Does vinyl make any sense any more?

Record collection
Part of my record collection.

 Lloyd Alter

Many years ago, my wife and I bought a tiny geodesic dome by a lake, which rotted away and was replaced by a summer-only cabin. When we downsized to a much smaller living space in the city, I brought my stereo and all my records up north. Every summer when we came up I would pull out all my favorites and play them again; they always sounded wonderful and fresh, because it had been nine months since I last listened to them. And they always sounded better than CDs ever did, pumped through and 80s vintage Pioneer receiver and big Axiom speakers.

But then streaming came along, and Apple Music with just about every album I ever owned available on demand. I started listening to my favorites at home through the winter, so coming up and listening to them was no longer so special. Even when I was up in the cabin, I often listened with my phone and my Airpods instead of the stereo (my wife Kelly has different musical tastes).

I was also no longer so sure that the vinyl really sounded better. According to some experts, streaming is far better quality than CDs (or vinyl) ever were. Christian Thomas at Sound Guys explains that vinyl has less dynamic range; recordings had to be engineered so that the needle wouldn't literally jump out of the groove. He notes also that "this type of physical media can’t contain the same amount of data that a high-bitrate digital file would."

For a time, digital music was problematic. In the CD era, with new digital mixing capabilities, they "started over-using what’s called dynamic compression to make softer sounds louder in the final mix. By doing this, you can bring the average loudness up super high – something that record execs assumed would translate into better-selling records" so "over the period from 1980 to 2010, the average loudness of recorded music steadily got higher and higher." But they are not doing this anymore, and the mixes are much more natural. Thomas asks:

Now that digital music is starting to become less and less poorly-mixed, you’d think that vinyl would be on its way out again. For sure, hi-res digital music is a vastly superior format in both convenience and quality, so why would someone side with vinyl over MP3 or streaming?
After the Gold Rush
After the Gold Rush.  Lloyd Alter

We put it to the test recently, playing our old favorites from both vinyl and digital. For some of the albums, there is a lot of emotions tied into the vinyl; my wife Kelly's brother bought this when she was twelve. She knows every crackle and pop. I know that Neil Young hates digital versions, but I thought it sounded better without nearly 50 years of crackles and pops.

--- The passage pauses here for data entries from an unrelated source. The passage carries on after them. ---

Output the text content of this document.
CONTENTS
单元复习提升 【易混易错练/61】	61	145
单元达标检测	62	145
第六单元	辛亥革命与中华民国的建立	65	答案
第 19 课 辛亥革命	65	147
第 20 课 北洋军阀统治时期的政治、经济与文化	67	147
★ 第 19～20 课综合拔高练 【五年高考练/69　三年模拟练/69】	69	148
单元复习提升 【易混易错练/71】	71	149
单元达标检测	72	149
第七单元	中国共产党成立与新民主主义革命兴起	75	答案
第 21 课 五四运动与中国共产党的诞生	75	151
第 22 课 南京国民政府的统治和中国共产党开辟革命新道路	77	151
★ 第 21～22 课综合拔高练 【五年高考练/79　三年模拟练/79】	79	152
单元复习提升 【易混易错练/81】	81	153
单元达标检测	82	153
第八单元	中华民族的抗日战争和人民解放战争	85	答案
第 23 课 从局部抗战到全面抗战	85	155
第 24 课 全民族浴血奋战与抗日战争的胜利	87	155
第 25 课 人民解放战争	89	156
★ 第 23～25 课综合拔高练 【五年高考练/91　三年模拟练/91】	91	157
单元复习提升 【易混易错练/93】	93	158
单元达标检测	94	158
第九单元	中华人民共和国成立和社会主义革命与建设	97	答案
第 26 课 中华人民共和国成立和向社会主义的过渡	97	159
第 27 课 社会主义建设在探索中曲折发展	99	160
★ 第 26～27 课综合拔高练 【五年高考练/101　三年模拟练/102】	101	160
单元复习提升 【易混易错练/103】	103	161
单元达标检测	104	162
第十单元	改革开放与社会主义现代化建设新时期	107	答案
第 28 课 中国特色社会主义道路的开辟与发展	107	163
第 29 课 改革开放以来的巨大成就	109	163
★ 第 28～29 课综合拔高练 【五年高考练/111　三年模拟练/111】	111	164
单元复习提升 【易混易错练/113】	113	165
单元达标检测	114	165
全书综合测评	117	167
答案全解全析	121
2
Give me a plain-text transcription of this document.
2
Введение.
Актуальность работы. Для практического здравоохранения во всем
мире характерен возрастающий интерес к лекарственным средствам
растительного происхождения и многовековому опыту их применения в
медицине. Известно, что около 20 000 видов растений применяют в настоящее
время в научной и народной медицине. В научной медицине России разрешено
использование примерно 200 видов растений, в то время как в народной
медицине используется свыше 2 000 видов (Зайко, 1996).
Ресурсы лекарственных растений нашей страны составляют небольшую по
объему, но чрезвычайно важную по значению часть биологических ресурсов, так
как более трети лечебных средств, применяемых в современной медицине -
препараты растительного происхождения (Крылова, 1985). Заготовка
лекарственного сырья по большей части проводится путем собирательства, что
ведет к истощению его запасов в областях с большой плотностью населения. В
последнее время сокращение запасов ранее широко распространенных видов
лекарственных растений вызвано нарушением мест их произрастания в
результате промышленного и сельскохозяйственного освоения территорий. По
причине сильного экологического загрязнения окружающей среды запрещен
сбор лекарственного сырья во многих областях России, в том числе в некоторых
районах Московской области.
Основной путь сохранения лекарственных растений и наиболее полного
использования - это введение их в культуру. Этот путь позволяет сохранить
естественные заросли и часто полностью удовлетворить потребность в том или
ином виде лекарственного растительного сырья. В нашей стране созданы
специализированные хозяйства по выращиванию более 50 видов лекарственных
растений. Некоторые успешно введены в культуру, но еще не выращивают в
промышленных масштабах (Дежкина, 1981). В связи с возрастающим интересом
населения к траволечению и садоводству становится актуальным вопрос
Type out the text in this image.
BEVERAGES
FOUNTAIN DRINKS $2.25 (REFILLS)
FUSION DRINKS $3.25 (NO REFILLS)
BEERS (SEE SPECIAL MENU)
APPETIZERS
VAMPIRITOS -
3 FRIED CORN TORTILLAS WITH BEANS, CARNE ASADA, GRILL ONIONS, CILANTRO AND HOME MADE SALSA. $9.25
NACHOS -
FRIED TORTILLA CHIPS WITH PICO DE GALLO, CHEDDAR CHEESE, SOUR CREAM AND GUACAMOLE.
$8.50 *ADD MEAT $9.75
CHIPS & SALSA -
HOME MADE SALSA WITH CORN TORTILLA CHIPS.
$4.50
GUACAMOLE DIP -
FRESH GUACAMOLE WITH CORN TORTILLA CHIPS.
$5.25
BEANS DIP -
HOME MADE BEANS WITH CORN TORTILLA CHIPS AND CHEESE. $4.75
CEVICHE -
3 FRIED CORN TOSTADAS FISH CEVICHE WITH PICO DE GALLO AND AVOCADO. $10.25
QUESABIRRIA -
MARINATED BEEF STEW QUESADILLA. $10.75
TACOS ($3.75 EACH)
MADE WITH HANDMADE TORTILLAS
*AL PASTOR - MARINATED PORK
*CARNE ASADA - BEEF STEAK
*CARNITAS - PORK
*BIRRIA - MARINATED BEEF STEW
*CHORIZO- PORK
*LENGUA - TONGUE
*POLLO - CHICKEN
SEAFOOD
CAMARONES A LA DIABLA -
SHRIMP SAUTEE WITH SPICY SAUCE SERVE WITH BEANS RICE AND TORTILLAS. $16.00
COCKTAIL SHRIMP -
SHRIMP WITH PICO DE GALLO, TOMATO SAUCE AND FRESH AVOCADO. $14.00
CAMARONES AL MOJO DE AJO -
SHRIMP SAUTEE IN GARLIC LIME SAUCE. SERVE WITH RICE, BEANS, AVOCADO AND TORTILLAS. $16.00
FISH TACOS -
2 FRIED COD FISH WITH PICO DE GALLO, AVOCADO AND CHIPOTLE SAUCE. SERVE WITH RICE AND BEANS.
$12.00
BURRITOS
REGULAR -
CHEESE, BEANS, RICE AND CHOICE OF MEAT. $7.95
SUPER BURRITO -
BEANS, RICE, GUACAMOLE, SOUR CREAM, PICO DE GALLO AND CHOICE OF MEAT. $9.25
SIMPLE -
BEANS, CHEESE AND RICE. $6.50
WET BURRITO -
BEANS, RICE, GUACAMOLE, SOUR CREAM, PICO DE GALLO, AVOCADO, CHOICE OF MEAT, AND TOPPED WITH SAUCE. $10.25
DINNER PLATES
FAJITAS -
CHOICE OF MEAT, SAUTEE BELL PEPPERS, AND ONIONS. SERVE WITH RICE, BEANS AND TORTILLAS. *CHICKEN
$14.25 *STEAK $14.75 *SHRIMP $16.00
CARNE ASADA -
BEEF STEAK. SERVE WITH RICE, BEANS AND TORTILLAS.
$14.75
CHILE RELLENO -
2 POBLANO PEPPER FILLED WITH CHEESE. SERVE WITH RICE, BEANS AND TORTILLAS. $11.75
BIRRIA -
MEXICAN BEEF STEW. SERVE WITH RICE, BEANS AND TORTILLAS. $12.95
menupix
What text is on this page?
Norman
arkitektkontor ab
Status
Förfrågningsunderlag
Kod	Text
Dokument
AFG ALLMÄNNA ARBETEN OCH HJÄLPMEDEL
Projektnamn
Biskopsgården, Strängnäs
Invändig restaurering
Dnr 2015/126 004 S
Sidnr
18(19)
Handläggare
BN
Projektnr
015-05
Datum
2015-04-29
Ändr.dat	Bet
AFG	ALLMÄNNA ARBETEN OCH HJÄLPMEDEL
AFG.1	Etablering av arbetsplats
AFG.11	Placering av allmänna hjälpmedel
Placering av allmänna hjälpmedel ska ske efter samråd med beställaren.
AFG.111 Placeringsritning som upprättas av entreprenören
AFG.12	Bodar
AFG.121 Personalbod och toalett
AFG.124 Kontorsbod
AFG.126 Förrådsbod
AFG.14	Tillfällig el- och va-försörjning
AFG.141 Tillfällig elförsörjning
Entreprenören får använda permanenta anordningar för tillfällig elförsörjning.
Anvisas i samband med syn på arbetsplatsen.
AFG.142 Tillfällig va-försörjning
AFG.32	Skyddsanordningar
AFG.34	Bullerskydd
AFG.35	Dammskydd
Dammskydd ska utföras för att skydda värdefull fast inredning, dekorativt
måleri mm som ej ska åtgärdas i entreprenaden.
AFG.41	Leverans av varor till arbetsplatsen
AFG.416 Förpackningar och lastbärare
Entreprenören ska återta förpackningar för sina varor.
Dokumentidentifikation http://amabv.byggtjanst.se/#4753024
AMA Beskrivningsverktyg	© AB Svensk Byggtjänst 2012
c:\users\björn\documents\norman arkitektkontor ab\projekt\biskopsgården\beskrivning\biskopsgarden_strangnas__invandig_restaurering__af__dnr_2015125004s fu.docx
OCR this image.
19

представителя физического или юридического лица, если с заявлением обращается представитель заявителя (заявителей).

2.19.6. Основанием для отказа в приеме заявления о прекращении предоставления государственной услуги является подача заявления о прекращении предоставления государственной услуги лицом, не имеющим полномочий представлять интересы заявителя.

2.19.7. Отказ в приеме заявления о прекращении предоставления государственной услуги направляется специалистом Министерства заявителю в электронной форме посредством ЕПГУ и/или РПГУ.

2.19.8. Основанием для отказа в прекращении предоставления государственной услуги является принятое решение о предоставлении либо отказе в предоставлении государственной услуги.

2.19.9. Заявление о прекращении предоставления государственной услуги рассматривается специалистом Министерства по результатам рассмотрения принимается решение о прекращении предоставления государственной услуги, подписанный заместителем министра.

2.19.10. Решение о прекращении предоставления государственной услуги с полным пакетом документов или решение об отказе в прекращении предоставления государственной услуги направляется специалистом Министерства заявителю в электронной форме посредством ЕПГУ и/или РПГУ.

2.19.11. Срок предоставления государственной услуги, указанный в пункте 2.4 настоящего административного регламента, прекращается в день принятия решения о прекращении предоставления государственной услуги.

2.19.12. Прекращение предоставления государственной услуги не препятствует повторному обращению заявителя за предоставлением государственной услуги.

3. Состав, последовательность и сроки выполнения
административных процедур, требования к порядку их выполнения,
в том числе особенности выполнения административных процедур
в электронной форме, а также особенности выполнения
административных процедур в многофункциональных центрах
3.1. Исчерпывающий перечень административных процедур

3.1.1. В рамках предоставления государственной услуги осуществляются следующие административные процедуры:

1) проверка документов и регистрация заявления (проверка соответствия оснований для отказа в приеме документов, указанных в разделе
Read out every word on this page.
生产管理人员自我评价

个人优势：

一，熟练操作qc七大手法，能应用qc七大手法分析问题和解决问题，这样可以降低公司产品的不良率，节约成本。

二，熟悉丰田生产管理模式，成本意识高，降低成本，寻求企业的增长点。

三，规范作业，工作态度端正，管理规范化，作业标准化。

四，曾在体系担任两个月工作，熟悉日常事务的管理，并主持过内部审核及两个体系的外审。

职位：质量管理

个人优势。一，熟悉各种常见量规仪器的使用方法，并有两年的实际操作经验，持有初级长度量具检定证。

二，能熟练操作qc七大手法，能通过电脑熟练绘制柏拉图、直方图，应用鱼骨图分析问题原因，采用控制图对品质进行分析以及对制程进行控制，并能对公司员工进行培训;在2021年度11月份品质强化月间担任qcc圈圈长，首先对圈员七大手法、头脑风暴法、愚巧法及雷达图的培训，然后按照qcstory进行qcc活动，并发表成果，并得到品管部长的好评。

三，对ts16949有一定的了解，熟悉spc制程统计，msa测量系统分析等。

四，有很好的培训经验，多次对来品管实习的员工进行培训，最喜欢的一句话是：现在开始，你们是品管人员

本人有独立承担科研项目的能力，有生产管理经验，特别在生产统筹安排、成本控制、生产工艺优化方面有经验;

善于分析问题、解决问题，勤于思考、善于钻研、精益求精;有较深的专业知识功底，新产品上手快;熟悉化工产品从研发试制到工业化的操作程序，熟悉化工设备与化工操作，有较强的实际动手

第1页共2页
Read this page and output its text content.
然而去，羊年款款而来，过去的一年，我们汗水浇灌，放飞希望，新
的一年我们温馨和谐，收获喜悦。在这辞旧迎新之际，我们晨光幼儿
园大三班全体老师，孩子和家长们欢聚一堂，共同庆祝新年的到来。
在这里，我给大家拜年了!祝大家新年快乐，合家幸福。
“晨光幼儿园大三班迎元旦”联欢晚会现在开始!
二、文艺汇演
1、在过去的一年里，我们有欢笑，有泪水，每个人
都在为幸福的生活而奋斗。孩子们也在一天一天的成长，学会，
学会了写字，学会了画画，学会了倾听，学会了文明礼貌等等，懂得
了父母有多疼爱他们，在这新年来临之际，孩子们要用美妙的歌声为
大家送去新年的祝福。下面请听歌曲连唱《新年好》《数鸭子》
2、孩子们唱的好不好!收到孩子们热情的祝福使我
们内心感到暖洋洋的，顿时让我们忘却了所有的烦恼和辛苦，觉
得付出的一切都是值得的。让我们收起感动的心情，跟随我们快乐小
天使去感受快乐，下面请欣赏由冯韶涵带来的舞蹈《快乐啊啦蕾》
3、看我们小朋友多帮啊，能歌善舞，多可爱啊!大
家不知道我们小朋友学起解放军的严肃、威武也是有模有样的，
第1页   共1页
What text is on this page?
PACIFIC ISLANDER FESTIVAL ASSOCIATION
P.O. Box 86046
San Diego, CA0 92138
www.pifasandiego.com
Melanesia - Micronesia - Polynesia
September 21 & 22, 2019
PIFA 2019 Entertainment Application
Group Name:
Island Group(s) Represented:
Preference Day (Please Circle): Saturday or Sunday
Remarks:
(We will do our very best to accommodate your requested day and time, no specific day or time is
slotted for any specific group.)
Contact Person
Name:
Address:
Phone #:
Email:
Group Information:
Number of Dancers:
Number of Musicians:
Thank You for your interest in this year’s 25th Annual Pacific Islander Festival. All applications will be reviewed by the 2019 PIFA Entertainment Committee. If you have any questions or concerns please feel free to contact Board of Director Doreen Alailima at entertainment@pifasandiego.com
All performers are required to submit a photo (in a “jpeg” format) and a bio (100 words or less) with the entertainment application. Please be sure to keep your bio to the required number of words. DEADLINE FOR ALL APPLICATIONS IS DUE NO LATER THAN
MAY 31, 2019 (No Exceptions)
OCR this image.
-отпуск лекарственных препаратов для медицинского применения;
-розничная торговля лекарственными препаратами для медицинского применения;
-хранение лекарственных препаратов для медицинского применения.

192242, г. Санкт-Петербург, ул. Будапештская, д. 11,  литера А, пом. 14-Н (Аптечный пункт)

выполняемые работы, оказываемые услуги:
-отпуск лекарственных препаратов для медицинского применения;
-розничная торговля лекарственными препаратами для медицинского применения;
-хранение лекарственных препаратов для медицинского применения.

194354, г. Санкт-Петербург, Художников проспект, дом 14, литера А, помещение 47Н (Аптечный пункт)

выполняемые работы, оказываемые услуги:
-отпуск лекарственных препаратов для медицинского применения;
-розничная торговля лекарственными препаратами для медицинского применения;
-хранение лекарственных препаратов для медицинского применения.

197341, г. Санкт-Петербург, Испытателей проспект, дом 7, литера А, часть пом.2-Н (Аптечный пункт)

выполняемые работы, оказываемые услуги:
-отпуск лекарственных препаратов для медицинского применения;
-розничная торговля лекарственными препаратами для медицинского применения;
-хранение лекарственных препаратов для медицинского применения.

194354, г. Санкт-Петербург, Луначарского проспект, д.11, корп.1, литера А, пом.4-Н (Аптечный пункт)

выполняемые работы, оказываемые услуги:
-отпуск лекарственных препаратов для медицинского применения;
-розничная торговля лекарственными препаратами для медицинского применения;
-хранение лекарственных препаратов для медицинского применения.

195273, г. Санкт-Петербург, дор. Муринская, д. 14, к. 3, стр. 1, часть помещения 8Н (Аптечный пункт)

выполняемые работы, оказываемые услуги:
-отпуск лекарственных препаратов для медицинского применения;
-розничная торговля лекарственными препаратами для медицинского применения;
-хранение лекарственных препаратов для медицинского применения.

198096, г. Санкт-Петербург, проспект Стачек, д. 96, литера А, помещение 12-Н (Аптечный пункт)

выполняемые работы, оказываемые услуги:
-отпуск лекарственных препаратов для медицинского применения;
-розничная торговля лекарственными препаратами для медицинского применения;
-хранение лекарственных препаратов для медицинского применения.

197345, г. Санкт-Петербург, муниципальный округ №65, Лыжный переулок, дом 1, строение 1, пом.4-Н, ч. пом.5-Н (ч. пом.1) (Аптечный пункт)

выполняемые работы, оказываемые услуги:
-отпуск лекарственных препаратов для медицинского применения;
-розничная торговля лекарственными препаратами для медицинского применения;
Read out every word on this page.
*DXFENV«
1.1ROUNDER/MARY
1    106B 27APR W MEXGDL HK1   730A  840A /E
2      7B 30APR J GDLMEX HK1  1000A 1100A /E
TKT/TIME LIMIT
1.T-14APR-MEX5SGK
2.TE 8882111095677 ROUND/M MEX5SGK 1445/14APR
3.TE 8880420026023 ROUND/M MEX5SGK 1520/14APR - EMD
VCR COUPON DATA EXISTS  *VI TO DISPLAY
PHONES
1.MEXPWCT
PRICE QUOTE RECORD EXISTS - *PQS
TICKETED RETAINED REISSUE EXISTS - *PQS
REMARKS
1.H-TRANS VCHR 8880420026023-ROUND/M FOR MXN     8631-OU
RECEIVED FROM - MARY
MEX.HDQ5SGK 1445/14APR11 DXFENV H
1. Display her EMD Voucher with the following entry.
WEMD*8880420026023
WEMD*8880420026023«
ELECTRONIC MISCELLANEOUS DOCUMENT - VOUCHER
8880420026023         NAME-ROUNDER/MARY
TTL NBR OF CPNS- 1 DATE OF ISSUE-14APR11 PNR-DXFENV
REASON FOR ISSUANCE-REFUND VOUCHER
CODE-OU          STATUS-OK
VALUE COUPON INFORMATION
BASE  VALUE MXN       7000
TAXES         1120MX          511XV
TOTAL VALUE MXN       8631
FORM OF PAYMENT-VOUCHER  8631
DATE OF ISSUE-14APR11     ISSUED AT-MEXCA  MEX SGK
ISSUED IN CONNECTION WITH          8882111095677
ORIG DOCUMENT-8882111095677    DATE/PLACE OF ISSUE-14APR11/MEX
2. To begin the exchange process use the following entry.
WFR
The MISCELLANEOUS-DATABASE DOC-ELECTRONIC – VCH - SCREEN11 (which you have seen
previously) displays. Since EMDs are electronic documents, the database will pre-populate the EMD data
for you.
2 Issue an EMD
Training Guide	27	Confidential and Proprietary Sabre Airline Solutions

We played a lot of albums, and in almost every case, I preferred the cleanliness of the digital to the vinyl. At some point I wonder, is there any point in keeping the vinyl at all?

There are other factors; I own the albums and nobody can take them away from me or charge me more money for them. Album covers are a lost art. It's sometimes fun, playing with archaic technology. (I have a working dial phone here too!)

There is also the issue of royalties; if you care about supporting artists, they make a lot more money from vinyl. Caren Kelleher, founder and president of Gold Rush Vinyl, explains in Engadget:

Kelleher gave a presentation about why artists were frustrated with low royalty payments. One slide, in particular, caused a stir: the payout difference between physical and streaming. Her data showed that the average independent artist needed 2.5 million YouTube views or 368,000 Spotify streams to make the same amount as selling 100 vinyl records.

I have written for years about dematerialization, about downloading the virtual instead of buying the physical. About owning less stuff. Does having all this vinyl make any sense? I look forward to comments.